Но об этом довольно. Я окончил свой труд и изложил, уже на латинском языке, в более совершенном и полном виде то, что более тринадцати лет назад изложил на родном языке, достигнув тогда, впрочем, незначительных результатов; при этом я опустил все, менее относящееся к делу. А так как физиологическая теория цветов представляет собою только часть, хотя и наиболее важную, общей теории цветов, то я советую читателям, именно тем из них, которые одарены редчайшей духовной способностью, доступной только избранным самим Богом людям, именно способностью суждения, не только, подобно прочим, прочитывать рассуждения, но и продумывать их, с тою целью, чтобы, ставя ни во что как превратные суждения профессоров физики, так и их осторожное молчание, стремиться во что бы то ни стало прочесть сочинение Гете „О цветах“, чтение которого сопряжено с великой и возвышенной пользой, потому что, во-первых, читатели его познакомятся с истинной теорией физических цветов, а, во-вторых, поймут, насколько груб тот обман, которым Ньютон водил за нос в продолжение более столетия ученых и докторов, да и в настоящее время водит названных мною для примера наиболее порядочных из них. Наконец, и в психологии читатели его сделают удивительные успехи: они ясно и отчетливо увидят и основательно осмыслят, что такое, наконец, представляет собою то, что в мозгах посредственных людей заменяет суждение; а, по [307] моему мнению, нет ничего драгоценнее этого знания, потому что оно убедит читателя в том, что истину следует любить ради самой истины и предпочитать свое собственное мнение — мнению толпы.
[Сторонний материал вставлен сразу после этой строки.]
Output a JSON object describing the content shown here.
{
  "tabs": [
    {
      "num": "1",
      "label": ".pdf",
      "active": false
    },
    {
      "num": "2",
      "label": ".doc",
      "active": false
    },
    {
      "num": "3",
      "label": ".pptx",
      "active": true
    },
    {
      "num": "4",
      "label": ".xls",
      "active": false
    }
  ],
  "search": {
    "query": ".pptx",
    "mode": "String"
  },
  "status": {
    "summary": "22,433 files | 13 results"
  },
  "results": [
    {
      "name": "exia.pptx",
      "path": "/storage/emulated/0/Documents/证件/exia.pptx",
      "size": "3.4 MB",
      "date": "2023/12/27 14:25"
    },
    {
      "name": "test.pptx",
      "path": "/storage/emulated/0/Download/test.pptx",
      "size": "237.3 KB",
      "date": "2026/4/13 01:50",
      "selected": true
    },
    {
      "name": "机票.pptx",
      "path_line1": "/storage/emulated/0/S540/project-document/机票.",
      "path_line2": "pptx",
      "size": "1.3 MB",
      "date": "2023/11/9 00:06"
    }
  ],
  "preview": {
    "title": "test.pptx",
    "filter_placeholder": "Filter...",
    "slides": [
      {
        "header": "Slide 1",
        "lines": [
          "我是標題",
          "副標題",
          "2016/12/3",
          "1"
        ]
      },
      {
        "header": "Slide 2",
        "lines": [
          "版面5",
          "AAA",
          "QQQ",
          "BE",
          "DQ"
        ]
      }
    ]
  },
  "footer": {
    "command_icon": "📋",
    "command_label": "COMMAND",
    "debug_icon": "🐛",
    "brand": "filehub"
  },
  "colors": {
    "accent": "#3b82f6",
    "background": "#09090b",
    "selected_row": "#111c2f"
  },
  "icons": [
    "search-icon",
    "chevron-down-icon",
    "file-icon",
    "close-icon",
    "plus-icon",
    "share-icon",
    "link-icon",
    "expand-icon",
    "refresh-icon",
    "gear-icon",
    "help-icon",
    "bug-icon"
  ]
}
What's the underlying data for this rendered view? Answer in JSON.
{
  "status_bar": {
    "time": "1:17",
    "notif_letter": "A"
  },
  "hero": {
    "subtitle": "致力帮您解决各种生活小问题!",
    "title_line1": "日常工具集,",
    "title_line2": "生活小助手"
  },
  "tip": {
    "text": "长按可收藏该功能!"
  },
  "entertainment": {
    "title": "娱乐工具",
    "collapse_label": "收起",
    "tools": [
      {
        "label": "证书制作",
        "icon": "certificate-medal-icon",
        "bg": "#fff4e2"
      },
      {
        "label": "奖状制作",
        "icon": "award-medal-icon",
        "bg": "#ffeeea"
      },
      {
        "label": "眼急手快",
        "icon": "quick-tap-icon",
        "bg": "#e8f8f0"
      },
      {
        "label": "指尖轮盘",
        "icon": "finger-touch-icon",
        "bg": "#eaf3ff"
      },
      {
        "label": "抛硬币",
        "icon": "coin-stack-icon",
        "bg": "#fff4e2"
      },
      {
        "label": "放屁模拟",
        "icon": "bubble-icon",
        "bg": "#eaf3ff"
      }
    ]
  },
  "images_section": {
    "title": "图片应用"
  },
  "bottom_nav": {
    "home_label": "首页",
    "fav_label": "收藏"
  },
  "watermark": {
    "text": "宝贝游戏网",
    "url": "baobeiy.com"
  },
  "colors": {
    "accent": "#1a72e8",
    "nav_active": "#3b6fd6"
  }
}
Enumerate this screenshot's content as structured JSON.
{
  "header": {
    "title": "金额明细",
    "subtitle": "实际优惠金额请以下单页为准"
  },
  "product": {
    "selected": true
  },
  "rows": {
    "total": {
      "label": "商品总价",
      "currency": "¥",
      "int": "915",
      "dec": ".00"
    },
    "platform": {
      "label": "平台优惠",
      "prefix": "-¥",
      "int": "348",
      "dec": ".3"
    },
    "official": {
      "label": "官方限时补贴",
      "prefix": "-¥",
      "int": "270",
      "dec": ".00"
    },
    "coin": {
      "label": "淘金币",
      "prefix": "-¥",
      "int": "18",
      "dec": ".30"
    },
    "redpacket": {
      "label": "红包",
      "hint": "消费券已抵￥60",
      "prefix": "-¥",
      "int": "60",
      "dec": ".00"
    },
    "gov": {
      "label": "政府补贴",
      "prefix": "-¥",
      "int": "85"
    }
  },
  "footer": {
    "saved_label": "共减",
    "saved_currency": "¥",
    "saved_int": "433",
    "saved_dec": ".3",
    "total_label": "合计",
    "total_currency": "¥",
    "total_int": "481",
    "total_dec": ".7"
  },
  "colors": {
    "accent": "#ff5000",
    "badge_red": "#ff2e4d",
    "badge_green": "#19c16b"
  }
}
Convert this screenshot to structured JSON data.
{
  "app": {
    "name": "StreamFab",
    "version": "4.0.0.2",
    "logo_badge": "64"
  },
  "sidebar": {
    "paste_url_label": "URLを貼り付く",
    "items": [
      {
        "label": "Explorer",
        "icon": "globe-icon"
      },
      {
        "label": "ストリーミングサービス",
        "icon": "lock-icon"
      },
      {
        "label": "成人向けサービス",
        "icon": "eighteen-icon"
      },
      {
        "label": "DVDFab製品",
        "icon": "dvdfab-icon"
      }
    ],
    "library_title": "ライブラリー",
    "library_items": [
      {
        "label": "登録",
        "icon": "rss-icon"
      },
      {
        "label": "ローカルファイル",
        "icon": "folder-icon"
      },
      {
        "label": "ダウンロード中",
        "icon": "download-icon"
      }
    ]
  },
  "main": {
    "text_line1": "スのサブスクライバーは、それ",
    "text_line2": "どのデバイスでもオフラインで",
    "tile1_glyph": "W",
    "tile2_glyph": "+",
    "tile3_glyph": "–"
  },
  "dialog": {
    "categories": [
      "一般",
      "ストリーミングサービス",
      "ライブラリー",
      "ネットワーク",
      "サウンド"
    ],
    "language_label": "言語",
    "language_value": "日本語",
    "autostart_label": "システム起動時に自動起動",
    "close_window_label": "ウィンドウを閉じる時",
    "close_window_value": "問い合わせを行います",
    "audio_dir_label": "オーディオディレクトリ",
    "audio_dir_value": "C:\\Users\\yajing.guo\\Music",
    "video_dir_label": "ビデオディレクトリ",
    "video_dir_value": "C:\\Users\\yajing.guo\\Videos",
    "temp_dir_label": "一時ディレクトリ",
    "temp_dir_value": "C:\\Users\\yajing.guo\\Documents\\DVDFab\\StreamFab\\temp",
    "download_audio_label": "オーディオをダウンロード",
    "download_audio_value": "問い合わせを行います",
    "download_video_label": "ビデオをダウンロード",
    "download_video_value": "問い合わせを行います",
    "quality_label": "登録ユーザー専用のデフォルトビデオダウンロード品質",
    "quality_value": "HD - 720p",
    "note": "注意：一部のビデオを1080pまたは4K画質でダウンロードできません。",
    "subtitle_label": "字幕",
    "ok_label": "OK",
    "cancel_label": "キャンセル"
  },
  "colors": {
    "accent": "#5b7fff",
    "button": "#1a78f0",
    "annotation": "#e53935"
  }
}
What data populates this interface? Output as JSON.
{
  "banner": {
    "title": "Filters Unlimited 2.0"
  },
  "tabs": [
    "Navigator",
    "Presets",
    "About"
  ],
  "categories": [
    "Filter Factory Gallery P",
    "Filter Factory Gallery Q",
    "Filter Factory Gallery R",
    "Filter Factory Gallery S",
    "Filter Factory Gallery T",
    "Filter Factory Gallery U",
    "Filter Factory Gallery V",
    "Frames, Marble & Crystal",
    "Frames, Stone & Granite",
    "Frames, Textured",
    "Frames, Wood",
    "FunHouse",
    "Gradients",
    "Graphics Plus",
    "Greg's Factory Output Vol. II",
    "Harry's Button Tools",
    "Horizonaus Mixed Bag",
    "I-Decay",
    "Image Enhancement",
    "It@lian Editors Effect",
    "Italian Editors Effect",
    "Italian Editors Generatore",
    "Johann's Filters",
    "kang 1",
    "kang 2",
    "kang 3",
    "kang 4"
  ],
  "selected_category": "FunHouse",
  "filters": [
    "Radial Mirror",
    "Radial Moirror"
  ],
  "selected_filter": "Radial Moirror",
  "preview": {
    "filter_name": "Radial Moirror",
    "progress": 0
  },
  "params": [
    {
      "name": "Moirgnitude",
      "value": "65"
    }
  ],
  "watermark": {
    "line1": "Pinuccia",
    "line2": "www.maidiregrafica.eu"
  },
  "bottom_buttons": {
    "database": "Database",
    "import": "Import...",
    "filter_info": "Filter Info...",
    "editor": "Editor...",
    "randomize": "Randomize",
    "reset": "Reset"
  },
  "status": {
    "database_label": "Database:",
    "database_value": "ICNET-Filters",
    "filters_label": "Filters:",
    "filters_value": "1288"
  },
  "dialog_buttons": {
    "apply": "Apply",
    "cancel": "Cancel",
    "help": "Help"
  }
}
Писано в Берлине, в мае месяце 1829.

Примечания[править]

  1. Apud Sext. Emp. adv. Math., VII, 134.
  2. Asiatic Journal, Vol. 10 (Chinese Metaphysics) — et Vol. 20 (Chinese litterature by Morrison).
  3. Его изложил Теодор Грот в химико-физическом журнале Швейггера том III, 1811; там он изложил большую часть опытов, которых я коснулся, и присоединил много других, достойных внимания. Точно также он пытался приспособить это явление каким бы то ни было образом к теории Ньютона, которую убежденно отстаивал, при помощи курьезного круга цветов, составленного Ньютоном (Lib. I. Р. II, prop. VI, probl. I), наподобие скалы: соль, ля, фа, соль, ми, фа, соль. Самого же Ньютона он считал за „великого и бессмертного философа, обоснователя истинной теории цветов“.
    Кстати заметим, — на случай, если кто не знает этого: объяснение системы мира посредством закона тяготения было предложено ранее Ньютона — Гуком, который в виде гипотезы сообщил ее в 1666 году королевской Лондонской академии. Изложение этого закона можно найти также в его посмертных произведениях; главнейшие положения их изложены в выражениях самого Гука Дугальдом Стюартом в его книге: „Philosophy of the human mind“, т. II, стр. 434. — Что это хорошо известно англичанам, очевидно уже из краткой истории Астрономии, которая находится в „Quarterly Review“, месяц август, 1828. Нечего и говорить после этого о всяких баснях о яблоке, упавшем с дерева. Итак, если я не ошибаюсь, заслуги Ньютона, весьма великие и в настоящее время заключаются в точном определении του ποσου, но το τι ἠν εἰναι не было принято им в расчет. До сих пор не разрешен спор, кто первый изобрел дифференциальное счисление: Ньютон или Лейбниц.
  4. Не могу не сослаться на одно весьма замечательное место, в котором Аристотель объясняет возникновение красного цвета совершенно согласно с теорией Гете. Место это, заимствованное из III-ей книги, 4-й главы „Метеорологии“ Аристотеля, но несколько иначе изложенное, следующим образом читается у Стобея (Eclog. phys. I, 31):
    „Φοινικουν μεν (το χρωμα της ἰριδος), ὁτι το λαμπρον ἐν μελανι και δια μελαν ὁρωμενον τοιαυτην ἀποτελει χροαν. Τοις γουν ϑεωμενοις τον ἡλιον δια ὁμιχλης, ἠ δια καπνου, δοκειν ἐρυϑρον εἰναι ἠ και την ἀπο των χλωρων ξυλων φλογα πεφοινιγμενην, δια το παχυν αὐτη, μεμιχϑαι καπνον“.
  5. Parrot: „Traité de la manière de changer la lumière artificielle en une lumière semblable à celle du jour“. Strasb., 1791.
  6. Carolus Scherffer: „De coloribus accidentalibus“, Carl. Scherffer: „Abhandl. von den zufälligen Farben“, 1765.